2 Y se reunió tanta gente
junto a él, que hubo de subir a sentarse en la barca, y toda la gente quedaba
en la ribera.
3 Y les habló muchas cosas en
parábolas. Decía: « Una vez salió un sembrador a sembrar.
4 Y al sembrar, unas semillas
cayeron a lo largo del camino; vinieron las aves y se las comieron.

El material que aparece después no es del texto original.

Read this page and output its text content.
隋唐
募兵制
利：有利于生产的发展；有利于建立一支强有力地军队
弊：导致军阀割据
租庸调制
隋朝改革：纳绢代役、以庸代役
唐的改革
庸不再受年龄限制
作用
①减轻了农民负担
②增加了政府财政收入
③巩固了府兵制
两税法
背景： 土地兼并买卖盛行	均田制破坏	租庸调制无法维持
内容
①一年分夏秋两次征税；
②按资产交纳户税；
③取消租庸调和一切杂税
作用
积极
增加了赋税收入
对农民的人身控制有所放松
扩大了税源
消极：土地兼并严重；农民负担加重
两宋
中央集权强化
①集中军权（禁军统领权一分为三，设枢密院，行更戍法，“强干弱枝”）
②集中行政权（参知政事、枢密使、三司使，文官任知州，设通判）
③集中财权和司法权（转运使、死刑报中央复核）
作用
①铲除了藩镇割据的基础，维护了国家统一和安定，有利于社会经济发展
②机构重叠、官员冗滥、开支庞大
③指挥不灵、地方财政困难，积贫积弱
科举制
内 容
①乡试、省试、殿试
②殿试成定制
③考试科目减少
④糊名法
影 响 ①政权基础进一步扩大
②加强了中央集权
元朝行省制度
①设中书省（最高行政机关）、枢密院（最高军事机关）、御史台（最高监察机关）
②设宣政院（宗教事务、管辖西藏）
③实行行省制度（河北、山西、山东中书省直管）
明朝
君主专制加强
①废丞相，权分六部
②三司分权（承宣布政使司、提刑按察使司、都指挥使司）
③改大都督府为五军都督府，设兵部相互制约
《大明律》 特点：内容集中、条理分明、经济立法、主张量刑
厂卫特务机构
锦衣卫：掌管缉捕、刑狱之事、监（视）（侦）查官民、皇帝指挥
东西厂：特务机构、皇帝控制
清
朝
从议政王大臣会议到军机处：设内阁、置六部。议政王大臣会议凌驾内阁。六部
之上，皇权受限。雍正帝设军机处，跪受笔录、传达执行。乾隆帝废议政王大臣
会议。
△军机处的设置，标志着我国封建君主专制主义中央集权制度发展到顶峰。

5 Otras cayeron en pedregal,
donde no tenían mucha tierra, y brotaron enseguida por no tener hondura de
tierra;
6 pero en cuanto salió el sol
se agostaron y, por no tener raíz, se secaron.
7 Otras cayeron entre
abrojos; crecieron los abrojos y las ahogaron.
8 Otras cayeron en tierra
buena y dieron fruto, una ciento, otra sesenta, otra treinta.
9 El que tenga oídos, que
oiga. »
1
Aquel día, Jesús salió de la casa y se sentó a orillas del mar.
2
Una gran multitud se reunió junto a él, de manera que debió subir a la barca y
sentarse en ella, mientras la multitud permanecía en la costa.
3
Entonces él les habló extensamente por medio de parábolas. Les decía: «El
sembrador salió a sembrar.
4
Al esparcir las semillas, algunas cayeron al borde del camino y los pájaros las
comieron.
5
Otras cayeron en terreno pedregoso, donde no había mucha tierra, y brotaron
enseguida, porque la tierra era poco profunda;
6
pero cuando salió el sol, se quemaron y, por falta de raíz, se secaron.
7
Otras cayeron entre espinas, y estas, al crecer, las ahogaron.
8
Otras cayeron en tierra buena y dieron fruto: unas cien, otras sesenta, otras
treinta.
9
¡El que tenga oídos, que oiga!»
En el evangelio de hoy Jesús propone a la
muchedumbre la parábola del sembrador: salió el sembrador a sembrar.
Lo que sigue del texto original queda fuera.